Et même si, sur le fond, elle resta fidèle à elle-même, patriote et nationaliste jusqu'à l'écœurement, à cet attachement quasi obsessionnel à la nation française, il manquait une flamboyance, un allant capable d'emporter l'adhésion, de susciter l'enthousiasme, de fédérer les indécis. À tout cela, elle préféra la prudence, la douceur maternelle d'une femme chez qui pourtant l'amour du prochain ne transparaît guère, ou alors seulement quand il est pauvre, en souffrance mais surtout français.

Si bien que sa prétendue humanité, affichée à tous ses discours et encore l'autre soir comme preuve de sa dédiabolisation, possède tous les atours d'une escroquerie intellectuelle. Comment peut-on être à la fois sensible aux souffrances de l'autre et en même temps conditionner cette empathie à l'aune de son état civil? Toute entreprise humaniste a par essence vocation à l'universalisme, et non point à ce sectarisme teinté de nationalisme où la souffrance de l'autre interpelle seulement quand celui-ci est né sous un drapeau français.

D'un débat à l'autre, ce qui frappe chez madame Le Pen, c'est sa farouche médiocrité, alliée à une certaine paresse à étudier. N'eût-elle été la fille de son père (et quel père!), on doute qu'elle eût connu une carrière autre que celle d'un individu lambda chez qui on cherche en vain la moindre trace de flamboyance. C'est probablement là son côté «rassurant»: quand il l'écoute, le couillon de service se sent en terrain connu. Aucun risque qu'il se retrouve dépaysé ou en proie à une quelconque perplexité.
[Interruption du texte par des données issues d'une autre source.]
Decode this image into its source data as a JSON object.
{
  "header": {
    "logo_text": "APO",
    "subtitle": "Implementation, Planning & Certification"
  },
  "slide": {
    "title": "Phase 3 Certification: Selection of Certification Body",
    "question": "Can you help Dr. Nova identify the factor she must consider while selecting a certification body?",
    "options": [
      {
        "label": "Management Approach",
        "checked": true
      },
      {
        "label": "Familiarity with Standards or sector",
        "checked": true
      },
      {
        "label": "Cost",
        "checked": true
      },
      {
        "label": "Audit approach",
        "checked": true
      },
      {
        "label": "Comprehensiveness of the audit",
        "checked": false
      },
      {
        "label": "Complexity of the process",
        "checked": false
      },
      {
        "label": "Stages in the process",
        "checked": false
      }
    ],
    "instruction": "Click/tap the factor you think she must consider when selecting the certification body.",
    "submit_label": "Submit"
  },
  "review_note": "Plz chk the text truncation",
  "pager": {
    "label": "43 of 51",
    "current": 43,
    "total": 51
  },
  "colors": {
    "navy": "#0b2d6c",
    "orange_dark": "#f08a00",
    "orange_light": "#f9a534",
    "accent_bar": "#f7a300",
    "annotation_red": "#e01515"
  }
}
Tout est simple, carré, basique chez Marine Le Pen et tient en quelques mots: l'enfer, c'est les autres tant qu'ils ne sont pas français. Sitôt les étrangers mis à la porte ou renvoyés chez eux, le pays renouera avec son âge d'or. L'argent coulera à flots, et puisque les criminels auront été châtiés, la racaille emprisonnée, les clandestins arrêtés, les femmes voilées dévoilées, la France redeviendra la France, une France française avec plein de petits Français qui feront des enfants français qui parleront français et pas arabe, chinois, swahili ou russe. Enfin, si, peut-être russe tout de même!

Décidément, comme je l'écrivais dans une de mes précédentes chroniques, si Marine passe, moi je me casse de France.

Et pourtant, je vis déjà à l'étranger.